Quem fica não consegue saber qual força comanda as instituições do país em meio à guerra de versões das facções e lida com apagões, falta de água, alimentos e combustível. Segundo analistas, a RSF tem até 100 mil soldados, enquanto o Exército conta com aviões de artilharia e caças e lidera o acesso a Cartum.

"Não há comida, os mercados estão vazios. A situação não é segura, então as pessoas estão indo embora", disse um morador de Cartum que se identificou apenas com seu primeiro nome, Abdelmalek. Um litro de combustível custa agora US$ 10 (R$ 50,46), em um dos países mais pobres do mundo.
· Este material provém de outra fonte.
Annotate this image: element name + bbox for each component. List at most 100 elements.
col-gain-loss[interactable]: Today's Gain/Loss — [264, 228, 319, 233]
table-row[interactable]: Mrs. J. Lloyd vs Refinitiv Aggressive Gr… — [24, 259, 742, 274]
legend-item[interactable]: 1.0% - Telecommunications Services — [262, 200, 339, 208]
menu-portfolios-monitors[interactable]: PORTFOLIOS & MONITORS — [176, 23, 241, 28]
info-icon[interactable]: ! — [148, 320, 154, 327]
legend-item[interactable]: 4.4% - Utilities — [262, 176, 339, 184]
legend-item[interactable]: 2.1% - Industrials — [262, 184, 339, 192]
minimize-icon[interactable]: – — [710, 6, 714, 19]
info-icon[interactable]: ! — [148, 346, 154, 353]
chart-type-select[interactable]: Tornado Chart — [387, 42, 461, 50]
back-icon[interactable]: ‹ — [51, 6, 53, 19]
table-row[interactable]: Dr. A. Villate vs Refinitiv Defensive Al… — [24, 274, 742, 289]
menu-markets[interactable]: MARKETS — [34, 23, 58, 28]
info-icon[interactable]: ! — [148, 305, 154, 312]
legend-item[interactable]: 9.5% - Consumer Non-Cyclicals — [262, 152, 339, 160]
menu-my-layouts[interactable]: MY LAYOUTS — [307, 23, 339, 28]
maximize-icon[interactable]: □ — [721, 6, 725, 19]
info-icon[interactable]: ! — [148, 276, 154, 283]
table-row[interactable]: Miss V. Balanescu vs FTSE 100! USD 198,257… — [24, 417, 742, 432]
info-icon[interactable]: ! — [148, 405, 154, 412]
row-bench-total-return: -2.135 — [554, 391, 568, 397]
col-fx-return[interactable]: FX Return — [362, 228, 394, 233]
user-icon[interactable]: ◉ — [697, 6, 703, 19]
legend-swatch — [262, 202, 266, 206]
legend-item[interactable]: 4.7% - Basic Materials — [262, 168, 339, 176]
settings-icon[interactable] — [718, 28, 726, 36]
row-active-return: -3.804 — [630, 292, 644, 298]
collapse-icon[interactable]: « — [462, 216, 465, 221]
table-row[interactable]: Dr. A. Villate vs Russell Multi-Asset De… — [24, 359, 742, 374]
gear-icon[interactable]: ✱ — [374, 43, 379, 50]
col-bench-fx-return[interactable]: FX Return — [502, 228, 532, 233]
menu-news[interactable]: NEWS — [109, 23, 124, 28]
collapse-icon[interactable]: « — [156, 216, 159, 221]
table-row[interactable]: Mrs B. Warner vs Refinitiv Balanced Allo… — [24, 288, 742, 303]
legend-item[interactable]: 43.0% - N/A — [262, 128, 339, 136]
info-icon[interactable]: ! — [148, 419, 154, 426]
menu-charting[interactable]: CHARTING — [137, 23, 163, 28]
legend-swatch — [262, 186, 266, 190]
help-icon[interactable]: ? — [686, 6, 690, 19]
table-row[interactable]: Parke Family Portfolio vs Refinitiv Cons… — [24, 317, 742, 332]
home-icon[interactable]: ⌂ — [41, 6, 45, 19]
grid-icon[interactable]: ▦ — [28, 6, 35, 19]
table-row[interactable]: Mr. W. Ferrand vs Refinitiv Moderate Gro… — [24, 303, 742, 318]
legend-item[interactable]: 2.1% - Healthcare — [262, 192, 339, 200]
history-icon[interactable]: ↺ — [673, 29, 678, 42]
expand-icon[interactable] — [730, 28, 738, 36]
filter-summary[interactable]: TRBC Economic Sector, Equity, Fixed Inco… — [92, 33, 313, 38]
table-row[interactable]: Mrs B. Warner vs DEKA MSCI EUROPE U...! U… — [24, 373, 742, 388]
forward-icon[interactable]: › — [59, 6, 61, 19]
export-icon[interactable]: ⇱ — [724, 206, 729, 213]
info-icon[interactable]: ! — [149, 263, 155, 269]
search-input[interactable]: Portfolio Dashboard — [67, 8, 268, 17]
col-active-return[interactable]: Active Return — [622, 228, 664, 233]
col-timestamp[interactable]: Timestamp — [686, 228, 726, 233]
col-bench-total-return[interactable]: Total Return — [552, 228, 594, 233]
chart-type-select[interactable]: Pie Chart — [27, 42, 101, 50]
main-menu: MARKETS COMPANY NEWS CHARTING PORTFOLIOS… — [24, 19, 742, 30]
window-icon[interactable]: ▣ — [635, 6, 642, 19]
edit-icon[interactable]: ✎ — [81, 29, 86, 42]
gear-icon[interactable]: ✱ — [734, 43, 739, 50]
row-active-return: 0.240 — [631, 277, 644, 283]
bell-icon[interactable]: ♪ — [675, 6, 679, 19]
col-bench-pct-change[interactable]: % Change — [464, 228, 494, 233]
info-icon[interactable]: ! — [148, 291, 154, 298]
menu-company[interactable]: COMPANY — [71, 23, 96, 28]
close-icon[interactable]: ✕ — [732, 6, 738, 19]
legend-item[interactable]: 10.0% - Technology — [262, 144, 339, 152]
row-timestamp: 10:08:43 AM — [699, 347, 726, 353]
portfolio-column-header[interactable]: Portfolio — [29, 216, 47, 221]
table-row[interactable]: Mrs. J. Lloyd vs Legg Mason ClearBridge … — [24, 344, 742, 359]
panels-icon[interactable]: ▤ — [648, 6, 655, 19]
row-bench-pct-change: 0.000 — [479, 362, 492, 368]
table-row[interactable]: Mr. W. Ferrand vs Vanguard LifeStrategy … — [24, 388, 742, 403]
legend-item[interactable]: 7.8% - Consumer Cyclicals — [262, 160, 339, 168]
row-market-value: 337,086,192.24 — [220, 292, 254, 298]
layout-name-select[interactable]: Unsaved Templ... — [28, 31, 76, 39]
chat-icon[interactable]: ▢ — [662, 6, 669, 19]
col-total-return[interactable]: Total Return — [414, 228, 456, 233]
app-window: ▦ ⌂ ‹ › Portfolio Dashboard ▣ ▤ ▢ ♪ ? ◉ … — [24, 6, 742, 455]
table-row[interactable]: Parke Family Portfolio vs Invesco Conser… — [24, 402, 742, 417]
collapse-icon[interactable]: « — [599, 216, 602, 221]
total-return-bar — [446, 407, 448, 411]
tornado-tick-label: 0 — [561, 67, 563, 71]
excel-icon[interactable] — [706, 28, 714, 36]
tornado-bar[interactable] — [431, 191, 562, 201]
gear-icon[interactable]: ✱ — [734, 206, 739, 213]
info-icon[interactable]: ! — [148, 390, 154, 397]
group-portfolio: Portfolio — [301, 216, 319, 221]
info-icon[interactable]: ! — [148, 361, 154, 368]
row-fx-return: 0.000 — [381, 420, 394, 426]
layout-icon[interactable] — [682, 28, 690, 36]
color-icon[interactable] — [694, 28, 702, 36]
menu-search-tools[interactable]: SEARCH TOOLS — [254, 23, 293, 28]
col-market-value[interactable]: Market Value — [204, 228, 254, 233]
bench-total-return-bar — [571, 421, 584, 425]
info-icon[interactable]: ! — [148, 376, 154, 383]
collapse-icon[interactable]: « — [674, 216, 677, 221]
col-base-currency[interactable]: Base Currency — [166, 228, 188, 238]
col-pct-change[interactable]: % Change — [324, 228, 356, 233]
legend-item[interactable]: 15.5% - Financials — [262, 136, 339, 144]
Segundo médicos à AFP, há relatos de bombardeios em hospitais, que já sofriam com a falta de insumos. Em cinco dias, "70% dos 74 hospitais de Cartum e das áreas afetadas pelos combates ficaram fora de serviço", de acordo com um sindicato de médicos. Ao jornal nipo-britânico Financial Times Burhan acusou os combatentes de saquear e atacar diplomatas estrangeiros e trabalhadores humanitários. Durante o conflito, três funcionários do Programa Mundial de Alimentos da ONU foram mortos em Darfur, o que levou o órgão a interromper suas operações no país —cerca de um quarto da população enfrenta fome aguda.

Washington disse ter indícios preliminares de que o RSF estava por trás de um ataque a seus diplomatas, e testemunhas afirmam que homens armados do grupo paramilitar estiveram envolvidos em saques e ataques a trabalhadores humanitários. A violência que se intensificou nos últimos dias não começou no último sábado. Mais de 120 civis morreram na repressão contra as manifestações pró-democracia dos últimos 18 meses. O início dos confrontos, porém, foi o ponto máximo das divergências entre os líderes do Exército e as RSF —eles não chegaram a um acordo sobre como integrar a milícia às Forças Armadas.